Vorschau Rallye Japan

Die Stunde Null

Foto: McKlein

Zwei Wochen nach dem tödlichen Unfall von Michael Park versucht die Rallye-WM, zur Normalität zurückzukehren. Sébastien Loeb kann in Japan (29.9-2.10.) seinen zweiten Titel unter Dach und Fach bringen.

Zum Gedenken an den in Wales am 18. September tödlich verunglückten Michael Park wird der Veranstalter in Japan die Rallye am Donnerstagabend mit auf Halbmast gesenkten Flaggen beginnen. Beim Abspielen der Nationalhymne werden die Flaggen vor dem Start des ersten Autos gestrichen. "Viele Menschen, die hier arbeiten und Anhänger dieses Sports würden gerne einen Moment haben, um sich an Michael Park zu erinnern", sagt Streckenchef Makita Ryuhi.

Die Autos haben sich seit dem schweren Unfall von Markko Märtin nicht geändert, und die Bäume sind auch in Japan stabil, dennoch versuchen die Protagonisten des Sports zur Normalität zurückzukehren. Märtin fehlt in Japan, Peugeot lässt ihn durch den Schweden Daniel Carlsson vertreten.

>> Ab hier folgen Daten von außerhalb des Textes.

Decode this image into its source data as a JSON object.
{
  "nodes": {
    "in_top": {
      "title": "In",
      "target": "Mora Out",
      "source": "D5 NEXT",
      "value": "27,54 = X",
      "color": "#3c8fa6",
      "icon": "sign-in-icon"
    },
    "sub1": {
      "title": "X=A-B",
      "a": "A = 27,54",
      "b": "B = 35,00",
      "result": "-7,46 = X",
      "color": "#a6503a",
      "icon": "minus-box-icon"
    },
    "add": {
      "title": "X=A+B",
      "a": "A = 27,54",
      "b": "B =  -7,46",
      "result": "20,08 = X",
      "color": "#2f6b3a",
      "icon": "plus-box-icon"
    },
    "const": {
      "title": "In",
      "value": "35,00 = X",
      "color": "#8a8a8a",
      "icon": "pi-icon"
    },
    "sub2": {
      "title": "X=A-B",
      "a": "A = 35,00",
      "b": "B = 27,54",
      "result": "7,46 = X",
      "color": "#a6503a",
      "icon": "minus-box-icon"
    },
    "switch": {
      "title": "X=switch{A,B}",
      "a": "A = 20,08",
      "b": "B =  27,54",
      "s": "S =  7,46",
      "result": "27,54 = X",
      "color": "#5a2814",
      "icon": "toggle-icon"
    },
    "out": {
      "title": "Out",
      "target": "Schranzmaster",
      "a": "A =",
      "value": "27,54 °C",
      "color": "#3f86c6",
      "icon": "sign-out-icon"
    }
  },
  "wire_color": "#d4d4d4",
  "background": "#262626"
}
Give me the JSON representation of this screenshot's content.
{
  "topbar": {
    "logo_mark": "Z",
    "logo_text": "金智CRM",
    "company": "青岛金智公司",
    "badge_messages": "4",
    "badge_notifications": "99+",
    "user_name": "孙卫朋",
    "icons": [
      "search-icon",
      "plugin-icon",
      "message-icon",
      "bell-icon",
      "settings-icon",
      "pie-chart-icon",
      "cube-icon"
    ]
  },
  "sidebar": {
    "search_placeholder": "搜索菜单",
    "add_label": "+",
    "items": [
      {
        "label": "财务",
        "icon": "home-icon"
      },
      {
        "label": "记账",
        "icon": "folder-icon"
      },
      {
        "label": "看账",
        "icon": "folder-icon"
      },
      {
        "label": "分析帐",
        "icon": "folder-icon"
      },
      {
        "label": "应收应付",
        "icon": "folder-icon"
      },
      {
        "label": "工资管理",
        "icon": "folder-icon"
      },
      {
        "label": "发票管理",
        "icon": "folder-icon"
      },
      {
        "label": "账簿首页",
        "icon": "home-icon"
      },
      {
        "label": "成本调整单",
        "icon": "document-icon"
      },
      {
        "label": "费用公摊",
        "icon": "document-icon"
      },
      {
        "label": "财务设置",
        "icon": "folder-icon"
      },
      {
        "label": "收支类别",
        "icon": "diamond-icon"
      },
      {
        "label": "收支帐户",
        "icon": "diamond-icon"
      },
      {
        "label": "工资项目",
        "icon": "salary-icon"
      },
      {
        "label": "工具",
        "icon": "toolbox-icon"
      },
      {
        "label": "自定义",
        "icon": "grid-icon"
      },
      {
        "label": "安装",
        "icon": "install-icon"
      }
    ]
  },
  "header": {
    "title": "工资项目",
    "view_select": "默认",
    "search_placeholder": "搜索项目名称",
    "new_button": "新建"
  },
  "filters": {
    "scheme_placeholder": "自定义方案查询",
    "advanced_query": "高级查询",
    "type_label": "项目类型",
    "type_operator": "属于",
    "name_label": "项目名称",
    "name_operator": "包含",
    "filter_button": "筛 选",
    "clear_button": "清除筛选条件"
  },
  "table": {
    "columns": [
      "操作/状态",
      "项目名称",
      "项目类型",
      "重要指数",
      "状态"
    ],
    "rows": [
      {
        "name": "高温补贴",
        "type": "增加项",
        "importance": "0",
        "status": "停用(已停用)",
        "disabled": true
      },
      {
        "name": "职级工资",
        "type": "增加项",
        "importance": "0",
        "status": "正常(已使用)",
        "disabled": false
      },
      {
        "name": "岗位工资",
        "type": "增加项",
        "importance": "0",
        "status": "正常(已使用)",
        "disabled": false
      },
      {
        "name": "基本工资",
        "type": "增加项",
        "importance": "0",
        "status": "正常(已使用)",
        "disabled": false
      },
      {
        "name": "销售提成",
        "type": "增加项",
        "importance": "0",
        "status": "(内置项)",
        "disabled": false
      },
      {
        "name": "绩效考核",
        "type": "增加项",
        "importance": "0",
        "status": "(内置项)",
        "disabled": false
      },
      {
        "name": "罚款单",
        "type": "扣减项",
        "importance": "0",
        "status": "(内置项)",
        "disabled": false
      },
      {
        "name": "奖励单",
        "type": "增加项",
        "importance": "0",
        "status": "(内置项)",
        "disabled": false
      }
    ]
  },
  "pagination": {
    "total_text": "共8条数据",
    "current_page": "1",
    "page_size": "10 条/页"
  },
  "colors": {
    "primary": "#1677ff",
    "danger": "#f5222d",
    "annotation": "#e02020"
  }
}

Loeb: "Muss nicht gewinnen"

"Mein Ziel ist der Titel. Ich muss nicht unbedingt gewinnen", sagt Tabellenführer Sébastien Loeb. Mit 99 Punkten hat Loeb 34 Zähler Vorsprung auf Petter Solberg und 38 auf Marcus Grönholm. Bei 40 noch zu vergebenden Punkten reicht Loeb ein dritter Platz zur Titelverteidigung.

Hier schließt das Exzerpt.